First, Mike Krzyzewski takes a shot at George Washington's conference. Then the NCAA mistakenly puts the logo for crosstown rival Georgetown on T-shirts for sale on the official tournament website.
By George, what do the Colonials have to do to earn some respect?
True, it's been a while since there was Selection Sunday joy at the Smith Center. GW (24-8) is back in the NCAAs for the first time since 2007, earning a No. 9 seed in the East and a meeting with eighth-seeded Memphis on Friday in Raleigh, N.C.
"It was definitely an uphill battle, coming in here, building the program back up," said senior Isaiah Armwood, playing his second season at GW after transferring from Villanova. "But it was well worth it."
The Colonials were one of six Atlantic 10 teams to get a nod, and that's the first point of contention. Duke's Krzyzewski, concerned that his Atlantic Coast Conference might not get its fair share, implied before the field was announced that a half-dozen A-10s sounded a bit generous.
"I'll get in trouble probably for saying it," Krzyzewski said. "Like the Atlantic 10, they're a really good conference. I hear people saying there are six teams in there. Come on. I mean, they're good, but put them in our conference and go through the meat grinder that our conference has to go through."
GW coach Mike Lonergan, whose team finished third in the A-10 regular season, responded without even being asked.
"I'm really happy for our conference having six teams go, no matter what Coach K and people say," Lonergan said. "I appreciate their loyalty to their own conference, but the facts speak for themselves. This league was terrific this year."
The cold hard facts: The ACC and A-10 went 8-8 against each other this season. Both got six teams in the tournament. GW, by the way, was 2-0, taking down Miami and Maryland.
Speaking of the Terrapins, they're not in the NCAA tournament, and neither is Georgetown. It's only the third time in more than 50 years (1993, 2005) that GW is dancing while the two behemoths in the area are not, making it all the more surreal that the NCAA should have the wrong logo — a gray "G'' in place of a buff-and-blue "GW" — on some of the "March Madness Men's Basketball Championship" T-shirts on the organization's website Monday.
"A t-shirt mistake by the NCAA is not going to impact enjoying all the progress our team and staff have made. Not a big deal," tweeted athletic director Patrick Nero.
Still, if anyone knows how to use such slights, it's Lonergan. At the selection show party, he was still recovering from the loss to Virginia Commonwealth in the semifinals of the A-10 tournament.
"I lost my voice," he told the crowd. "I'm still trying to get those refs to call traveling on VCU."

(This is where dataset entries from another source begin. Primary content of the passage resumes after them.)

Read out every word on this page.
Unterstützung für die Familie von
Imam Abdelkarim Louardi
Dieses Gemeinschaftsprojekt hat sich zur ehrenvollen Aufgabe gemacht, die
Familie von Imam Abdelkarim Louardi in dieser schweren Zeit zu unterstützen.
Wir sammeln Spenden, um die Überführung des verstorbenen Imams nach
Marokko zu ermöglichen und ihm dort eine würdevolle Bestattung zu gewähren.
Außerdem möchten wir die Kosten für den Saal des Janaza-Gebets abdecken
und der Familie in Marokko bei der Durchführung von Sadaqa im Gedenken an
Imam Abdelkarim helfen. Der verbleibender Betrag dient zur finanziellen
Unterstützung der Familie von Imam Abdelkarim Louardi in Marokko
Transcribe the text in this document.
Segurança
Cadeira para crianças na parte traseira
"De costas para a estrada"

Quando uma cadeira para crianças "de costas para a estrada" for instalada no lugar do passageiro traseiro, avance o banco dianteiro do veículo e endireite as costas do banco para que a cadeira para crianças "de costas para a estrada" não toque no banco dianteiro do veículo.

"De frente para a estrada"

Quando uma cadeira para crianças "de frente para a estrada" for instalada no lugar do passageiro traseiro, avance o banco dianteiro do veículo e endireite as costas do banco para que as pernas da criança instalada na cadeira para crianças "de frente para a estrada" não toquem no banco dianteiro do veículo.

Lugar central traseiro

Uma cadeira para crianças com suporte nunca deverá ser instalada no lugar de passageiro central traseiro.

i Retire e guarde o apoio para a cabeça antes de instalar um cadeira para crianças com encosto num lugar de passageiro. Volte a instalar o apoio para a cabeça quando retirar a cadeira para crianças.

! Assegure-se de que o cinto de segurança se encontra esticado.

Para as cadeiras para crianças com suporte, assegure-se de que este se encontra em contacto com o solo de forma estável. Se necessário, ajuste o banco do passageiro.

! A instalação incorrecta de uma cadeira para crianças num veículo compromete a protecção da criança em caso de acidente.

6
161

Lonergan won a Division III national championship at Catholic in 2001 and took Vermont to four postseason tournaments. He went 10-21 and 13-17 at GW before this season's turnaround.
"This was a more enjoyable selection show," he said. "It's a little different when you're coaching Division III and in the first years you're sitting on a computer watching a show, and you don't know if the name of your team is going to appear. And then, at Vermont, I thought we'd earned a 14 seed ... and they made us a 16."
For another redemptive story, there's GW graduate student Maurice Creek, who left Indiana with a degree and a long medical rap sheet: dislocated left kneecap, stress fracture in right kneecap, torn left Achilles tendon.
But he still had eligibility left, so he enrolled in GW's Graduate School of Education and Human Development and this season hit the shot that beat Maryland.
At the selection party, Creek said he tries not to reflect on his journey. His mother, Pammy Morgan, couldn't think about anything else.
"With all the injuries that he's gone through, he has a testimony for any athlete — professional, student-athletes, any athlete," Morgan said. "Everybody said that he was washed up, that he was never going to play again. Look at what he's doing. ... He finally gets to dance. He actually gets out there and on his own two feet, on his own Achilles, on his own knees, and he gets to dance."